The stand-off came to a head when the magistrate Carolyn Huntsman returned to the bench and ordered Elzahed to leave her seat at the back of the courtroom and approach the bar table.
‘Remain standing – you remain standing when I speak to you,’ Ms Huntsman said.
The magistrate had found Elzahed intentionally flouted the established court convention on nine separate occasions in 2016 when she remained seated in front of District Court Judge Audrey Balla.
Each offence carries a maximum jail term of 14 days and/or a $1100 fine.
Elzahed, who has no prior convictions, said she only stood for Allah, but Ms Huntsman on Friday ruled there was no evidence she was acting on a genuine religious belief or that the teachings of Islam compelled such behaviour.
The mother-of-two previously told Daily Mail Australia she did ‘nothing wrong’ and felt ‘very happy about everything’.
The woman, who is one of two wives of Alqudsi, said she refused to reveal her face in court to give evidence over an incident in 2014.
The 50-year-old’s black Islamic dress covers her entire body, including her hands, and she said only her ‘brother, husband, father or son’ can see her uncovered.
‘You are all missing the point.
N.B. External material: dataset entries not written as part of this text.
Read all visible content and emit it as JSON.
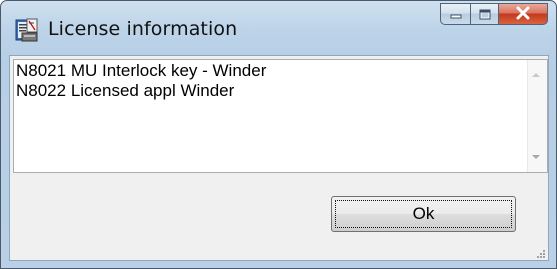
{
  "window": {
    "title": "License information",
    "icon": "license-app-icon"
  },
  "caption_buttons": {
    "minimize_icon": "minimize-icon",
    "maximize_icon": "maximize-icon",
    "close_icon": "close-icon"
  },
  "list": {
    "items": [
      "N8021 MU Interlock key - Winder",
      "N8022 Licensed appl Winder"
    ]
  },
  "buttons": {
    "ok_label": "Ok"
  },
  "colors": {
    "client_bg": "#f0f0f0",
    "close_red": "#c3391e",
    "frame_blue": "#b9d0e6"
  }
}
People who say rude things about me do not understand my beliefs,’ Elzahed said.
Last December the Australian National Imams Council said Islamic defendants have no faith-based reason not to stand before a judge or uncover their faces while giving testimony.
In 2016, Elzahed, who has two sons, had been trying to sue the state and federal governments over claims of police violence during a raid on her Sydney home two years earlier. She was ultimately unsuccessful.